I built a workflow to analyze and visualize my personal expenses. The workflow does the following in order of execution:
Reads monthly bank statements as csv’s ordered alphabetically so that time order is preserved:
Loop combines the monthly statements (2) and compares it to an existing Google Sheet (1) that serves as a makeshift database to store all of the raw bank data. If the current month’s csv (i.e., ‘l_december2019.csv’) contains any new entries, a Reference Row Splitter node is used to compare and update the same raw GSheet with the new data (3).
For the Unique ID, I use a Counter Generation Node to sequentially add ‘1’ to each row from the loop, then I concatenate with the date and “stripped” value of the expense. For example, I spent $40.65 on Groceries on 12/13/2019, and it appears on row #1989 (see Figure 4). This gave a unique ID = “20191213.4065.1989.” This is the best combination of available data to create a unique id I could come up with.
Everything works great, but I have two questions: 1) I don’t know if there is a better way to create a persistent Unique ID that remains persistent (e.g. stays unique and is not overwritten) when the GSheets get updated, 2) I would like to know if there is a better way of doing this? (e.g., use SQLite instead of GSheets, better loop, cleaner logic, etc.).
I am still fairly new to KNIME and am not sure if I am using best database practices when creating unique id’s, db’s, and building a workflow that I can use for personal finance for many years to come.

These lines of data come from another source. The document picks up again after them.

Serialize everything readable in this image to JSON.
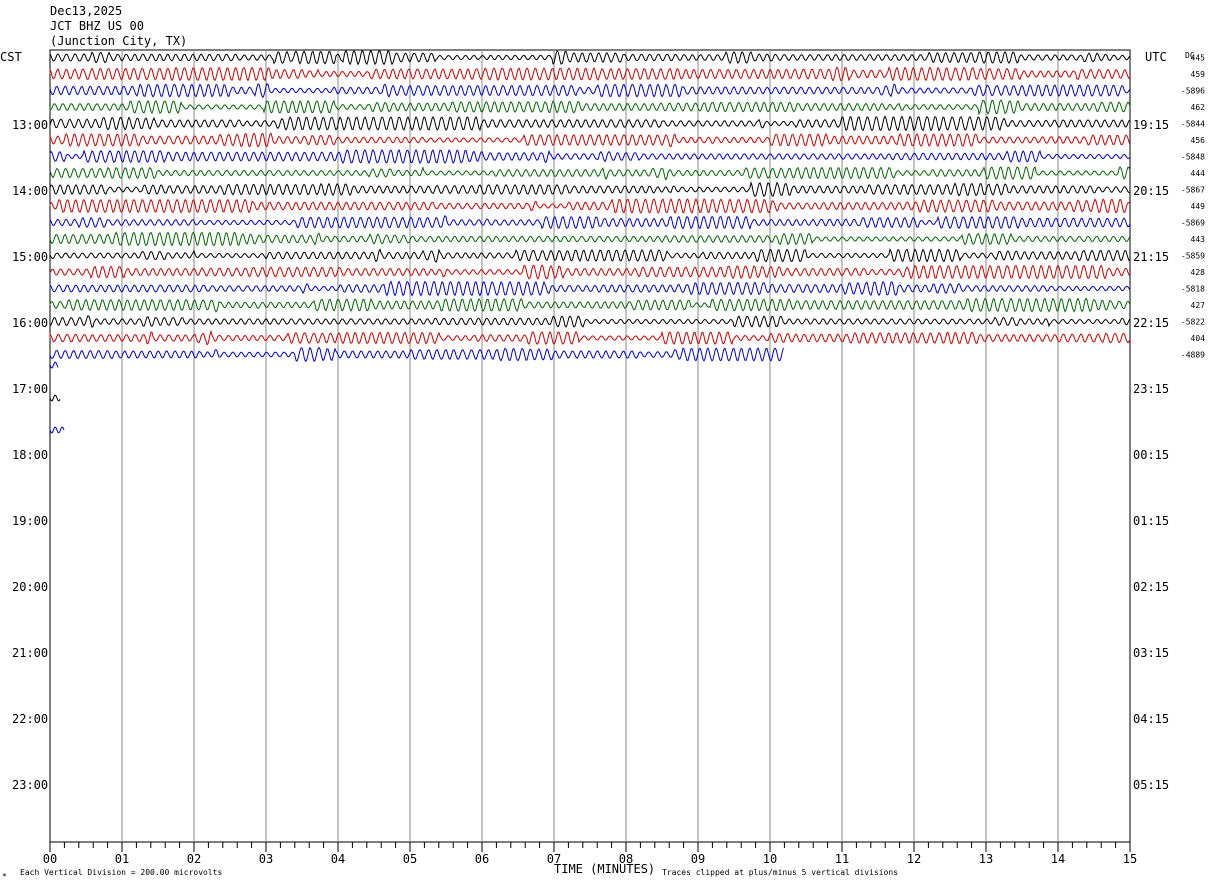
{
  "header": {
    "date": "Dec13,2025",
    "station": "JCT BHZ US 00",
    "location": "(Junction City, TX)"
  },
  "labels": {
    "left_zone": "CST",
    "right_zone": "UTC",
    "dc": "DC",
    "xaxis_title": "TIME (MINUTES)",
    "scale_note": "Each Vertical Division =  200.00 microvolts",
    "clip_note": "Traces clipped at plus/minus 5 vertical divisions",
    "corner_mark": "*"
  },
  "colors": {
    "trace_cycle": [
      "#000000",
      "#cc0000",
      "#0000cc",
      "#006600"
    ],
    "grid": "#888888"
  },
  "chart_data": {
    "type": "line",
    "title": "JCT BHZ US 00",
    "xlabel": "TIME (MINUTES)",
    "xlim": [
      0,
      15
    ],
    "x_tick_labels": [
      "00",
      "01",
      "02",
      "03",
      "04",
      "05",
      "06",
      "07",
      "08",
      "09",
      "10",
      "11",
      "12",
      "13",
      "14",
      "15"
    ],
    "left_time_labels": [
      "13:00",
      "14:00",
      "15:00",
      "16:00",
      "17:00",
      "18:00",
      "19:00",
      "20:00",
      "21:00",
      "22:00",
      "23:00"
    ],
    "right_time_labels": [
      "19:15",
      "20:15",
      "21:15",
      "22:15",
      "23:15",
      "00:15",
      "01:15",
      "02:15",
      "03:15",
      "04:15",
      "05:15"
    ],
    "dc_offsets": [
      "445",
      "459",
      "-5896",
      "462",
      "-5844",
      "456",
      "-5848",
      "444",
      "-5867",
      "449",
      "-5869",
      "443",
      "-5859",
      "428",
      "-5818",
      "427",
      "-5822",
      "404",
      "-4889"
    ],
    "trace_lines_full": 18,
    "last_trace_end_minute": 10.2,
    "grid": true
  }
}
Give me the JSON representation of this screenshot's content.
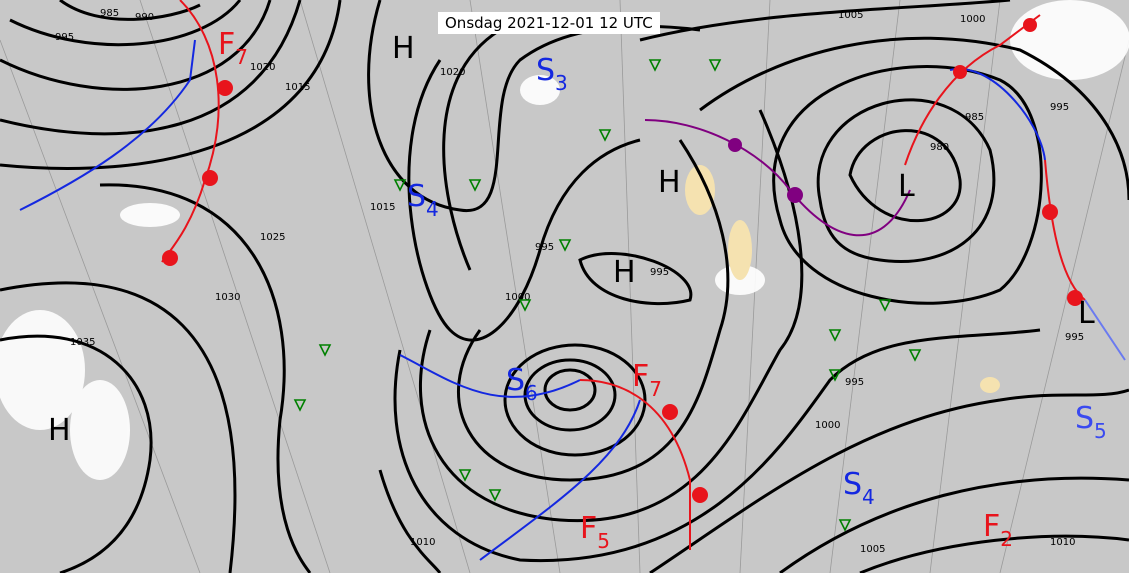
{
  "title": "Onsdag 2021-12-01 12 UTC",
  "colors": {
    "sea": "#c8c8c8",
    "cloud": "#ffffff",
    "isobar": "#000000",
    "warm_front": "#e8141c",
    "cold_front": "#1428e0",
    "occluded_front": "#800080",
    "precip": "#008000",
    "sub_blue": "#1428e0",
    "sub_red": "#e8141c"
  },
  "pressure_centers": [
    {
      "label": "H"
    },
    {
      "label": "H"
    },
    {
      "label": "H"
    },
    {
      "label": "H"
    },
    {
      "label": "L"
    },
    {
      "label": "L"
    }
  ],
  "wind_labels": [
    {
      "letter": "S",
      "sub": "3",
      "color": "blue"
    },
    {
      "letter": "S",
      "sub": "4",
      "color": "blue"
    },
    {
      "letter": "S",
      "sub": "6",
      "color": "blue"
    },
    {
      "letter": "S",
      "sub": "4",
      "color": "blue"
    },
    {
      "letter": "S",
      "sub": "5",
      "color": "blue"
    },
    {
      "letter": "F",
      "sub": "7",
      "color": "red"
    },
    {
      "letter": "F",
      "sub": "7",
      "color": "red"
    },
    {
      "letter": "F",
      "sub": "5",
      "color": "red"
    },
    {
      "letter": "F",
      "sub": "2",
      "color": "red"
    }
  ],
  "isobar_labels": [
    "985",
    "990",
    "995",
    "1015",
    "1020",
    "1025",
    "1030",
    "1035",
    "1020",
    "1015",
    "1005",
    "1000",
    "995",
    "985",
    "980",
    "995",
    "1000",
    "995",
    "1005",
    "1010",
    "1010",
    "995",
    "1000",
    "995"
  ]
}
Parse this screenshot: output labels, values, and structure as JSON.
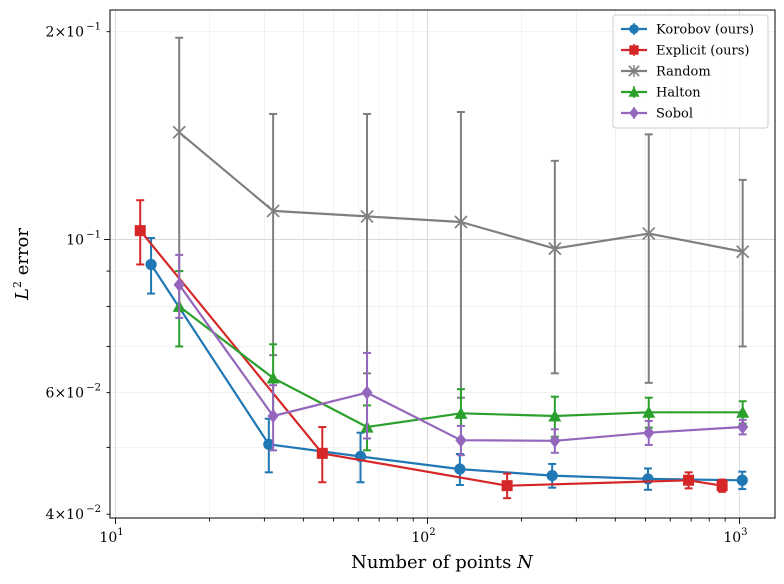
{
  "chart_data": {
    "type": "line",
    "title": "",
    "xlabel": "Number of points N",
    "ylabel": "L2 error",
    "xscale": "log",
    "yscale": "log",
    "xlim": [
      9.6,
      1300
    ],
    "ylim": [
      0.0395,
      0.215
    ],
    "grid": true,
    "legend_position": "top-right",
    "x_ticks": [
      {
        "value": 10,
        "base": "10",
        "exp": "1"
      },
      {
        "value": 100,
        "base": "10",
        "exp": "2"
      },
      {
        "value": 1000,
        "base": "10",
        "exp": "3"
      }
    ],
    "y_ticks": [
      {
        "value": 0.04,
        "mant": "4",
        "exp": "−2"
      },
      {
        "value": 0.06,
        "mant": "6",
        "exp": "−2"
      },
      {
        "value": 0.1,
        "mant": "",
        "exp": "−1"
      },
      {
        "value": 0.2,
        "mant": "2",
        "exp": "−1"
      }
    ],
    "series": [
      {
        "name": "Korobov (ours)",
        "color": "#1f77b4",
        "marker": "circle",
        "x": [
          13,
          31,
          61,
          127,
          251,
          509,
          1021
        ],
        "y": [
          0.092,
          0.0505,
          0.0485,
          0.0465,
          0.0455,
          0.045,
          0.0448
        ],
        "err": [
          0.0085,
          0.0045,
          0.004,
          0.0024,
          0.0018,
          0.0016,
          0.0013
        ]
      },
      {
        "name": "Explicit (ours)",
        "color": "#d62728",
        "marker": "square",
        "x": [
          12,
          46,
          180,
          687,
          880
        ],
        "y": [
          0.103,
          0.049,
          0.044,
          0.0448,
          0.044
        ],
        "err": [
          0.011,
          0.0045,
          0.0018,
          0.0012,
          0.0009
        ]
      },
      {
        "name": "Random",
        "color": "#7f7f7f",
        "marker": "x",
        "x": [
          16,
          32,
          64,
          128,
          256,
          512,
          1024
        ],
        "y": [
          0.143,
          0.11,
          0.108,
          0.106,
          0.097,
          0.102,
          0.096
        ],
        "err": [
          0.053,
          0.042,
          0.044,
          0.047,
          0.033,
          0.04,
          0.026
        ]
      },
      {
        "name": "Halton",
        "color": "#2ca02c",
        "marker": "triangle",
        "x": [
          16,
          32,
          64,
          128,
          256,
          512,
          1024
        ],
        "y": [
          0.08,
          0.063,
          0.0535,
          0.056,
          0.0555,
          0.0562,
          0.0562
        ],
        "err": [
          0.01,
          0.0075,
          0.004,
          0.0047,
          0.0037,
          0.0028,
          0.0021
        ]
      },
      {
        "name": "Sobol",
        "color": "#9467bd",
        "marker": "diamond",
        "x": [
          16,
          32,
          64,
          128,
          256,
          512,
          1024
        ],
        "y": [
          0.086,
          0.0555,
          0.06,
          0.0512,
          0.0511,
          0.0525,
          0.0535
        ],
        "err": [
          0.009,
          0.006,
          0.0085,
          0.0025,
          0.002,
          0.0021,
          0.0013
        ]
      }
    ]
  }
}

I appreciate any feedback or suggestions you can share.
First: I think it is great to use KNIME in such a way. The software is very flexible and versatile and has been around for some time. Also, the KNIME team makes sure older workflows can still be run on newer versions of the software.
About your questions.
IDs and unique IDS are always a challenge. You could store a unique ID somewhere and always draw from the stored file to take the latest number. I like the idea of combining it with the date and amount (although there might be a chance that that could change I think about the way KNIME does organize its forum-ids. Eg. this thread has the number 20055 which appears in the URL along with the name. That will enable KNIME to reference this post even if the name were about to change.
I know of two simple standalone databases that do not require any fancy drivers (just what KNIME has to offer). SQLite and H2. I have some experience with SQLite and have used it several times and think it is a robust DB although a little bit restrained in its SQL capabilities but more than enough for such use. You could also store some basic table for reports in the same file. From my experience, SQLite is quite robust and can be accessed and manipulated with the DB nodes of KNIME.

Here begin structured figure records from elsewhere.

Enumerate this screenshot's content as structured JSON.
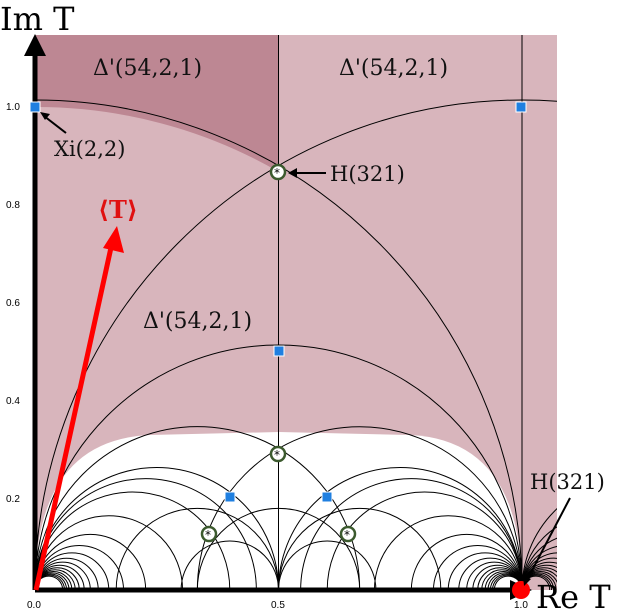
{
  "axes": {
    "y_title": "Im T",
    "x_title": "Re T",
    "x_ticks": [
      "0.0",
      "0.5",
      "1.0"
    ],
    "y_ticks": [
      "0.2",
      "0.4",
      "0.6",
      "0.8",
      "1.0"
    ]
  },
  "regions": {
    "top_left_label": "Δ'(54,2,1)",
    "top_right_label": "Δ'(54,2,1)",
    "middle_label": "Δ'(54,2,1)"
  },
  "annotations": {
    "xi_label": "Xi(2,2)",
    "h_label_upper": "H(321)",
    "h_label_lower": "H(321)",
    "vev_label": "⟨T⟩"
  },
  "colors": {
    "shaded_region": "#d8b5bc",
    "dark_region": "#b87f8c",
    "arrow": "#ff0000",
    "square_marker": "#1f7fe0",
    "circle_marker_ring": "#3c5a2e"
  }
}
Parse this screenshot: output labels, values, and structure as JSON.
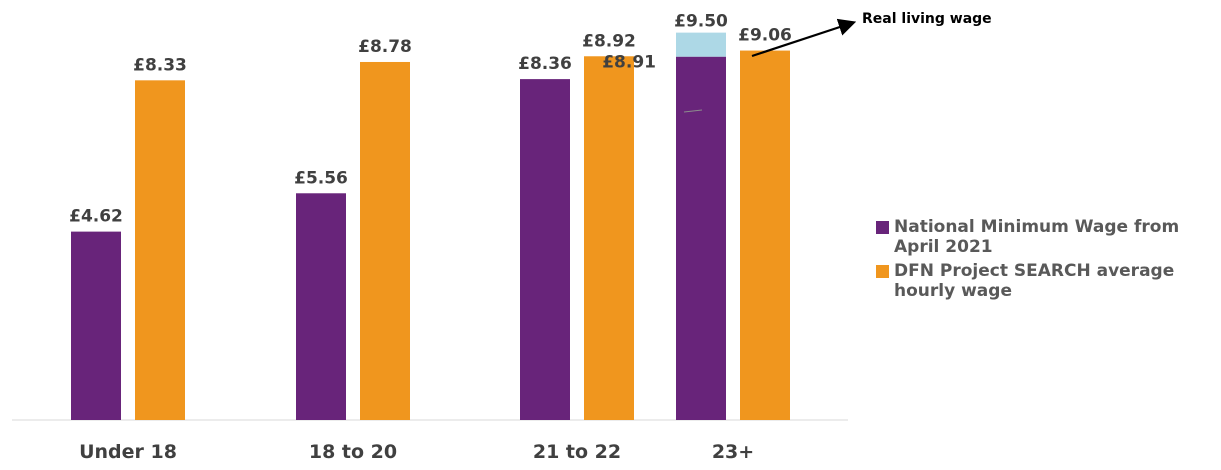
{
  "chart_data": {
    "type": "bar",
    "categories": [
      "Under 18",
      "18 to 20",
      "21 to 22",
      "23+"
    ],
    "series": [
      {
        "name": "National Minimum Wage from April 2021",
        "values": [
          4.62,
          5.56,
          8.36,
          8.91
        ],
        "labels": [
          "£4.62",
          "£5.56",
          "£8.36",
          "£8.91"
        ],
        "color": "#68247a"
      },
      {
        "name": "DFN Project SEARCH average hourly wage",
        "values": [
          8.33,
          8.78,
          8.92,
          9.06
        ],
        "labels": [
          "£8.33",
          "£8.78",
          "£8.92",
          "£9.06"
        ],
        "color": "#f0961e"
      }
    ],
    "stacked_extra": {
      "category": "23+",
      "value_top": 9.5,
      "label": "£9.50",
      "color": "#add8e6"
    },
    "annotation": "Real living wage",
    "ylim": [
      0,
      10.3
    ],
    "grid": false,
    "legend_position": "right"
  }
}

And there are drivers for major programming packages like R and Python so you will be able to access your databases later (but as always backup and versioning are strongly recommended). And you may always keep your CSV file so you might be able to reproduce your reports.

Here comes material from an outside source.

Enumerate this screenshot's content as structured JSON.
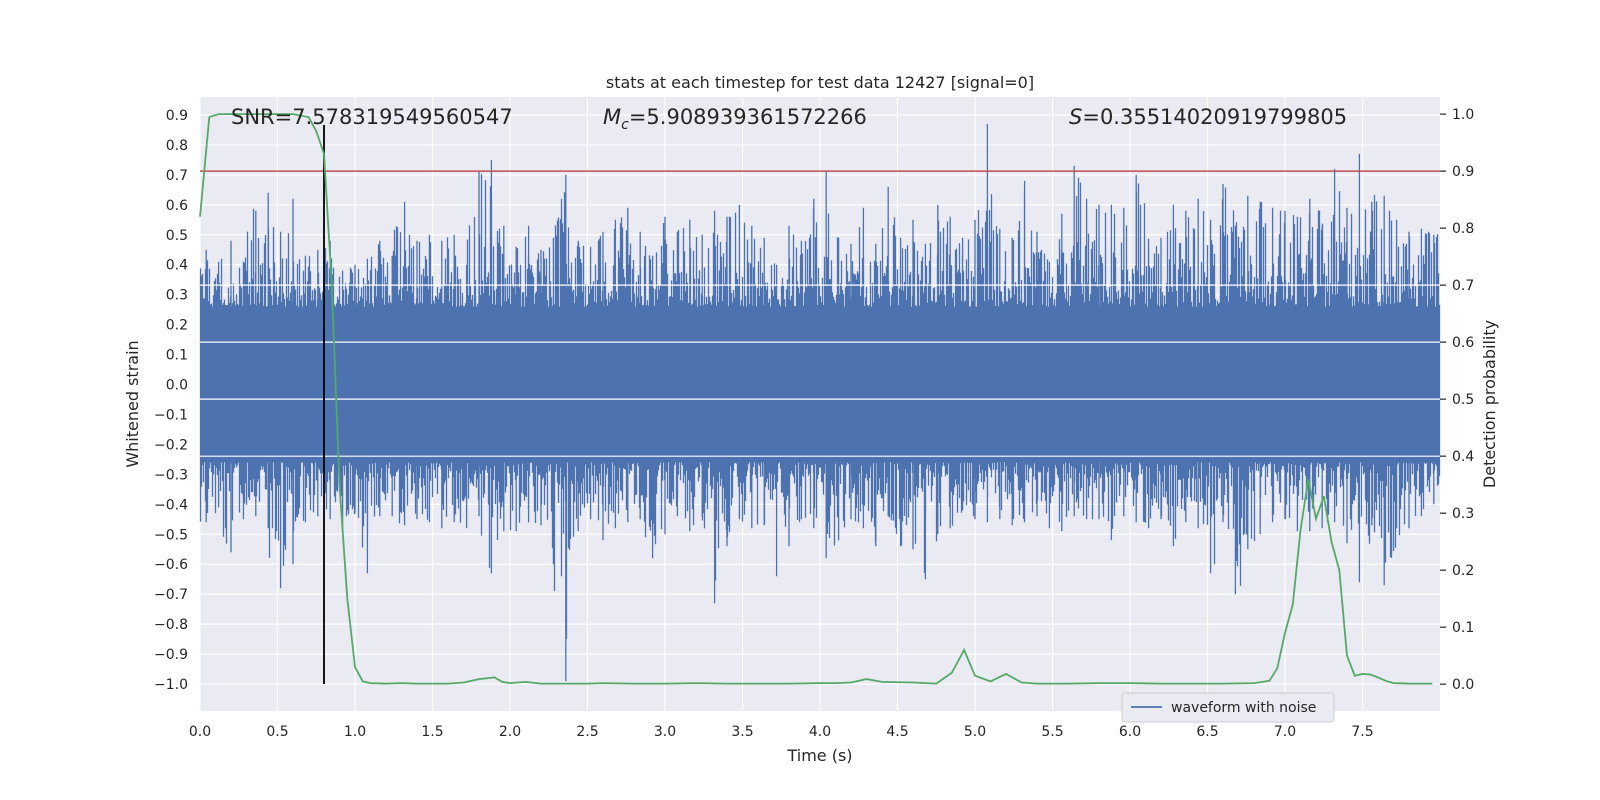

I have demonstrated a way to import many CSV files that have the same structure in one step without the need to loop thru them by using KNIME’s local Big Data environment and an external Hive table. That does work but has some downsides which are discussed in the workflow.
If you track in a separate table which CSV files you have already loaded you might just use the increment.
If you ever need to deal with duplicates you could use SQL’s DISTINCT command. Or you could check out the solution in KNIME discussed extensively in this thread *1)
Thank you for your reply and suggested solutions! I like your idea of creating a separate db of unique ids and/or creating a unique index in SQLite.
My main concern with my current method is that a purchase for an identical amount can occur on any given day so date+amount is not unique. Furthermore, the rowid that results from the loop can change if the underlying data is changed in any way. Therefore, I think creating a multi-column unique index in SQLite and then pushing this data directly to Power BI using the new Publish to Power BI node might be the best way to go.
Dumb question: I tried ordering the CSVs numerically, but the order gets broken after the 10th entry. For example: 1_january is immediately followed by 11_november and not 2_february. Why does this happen?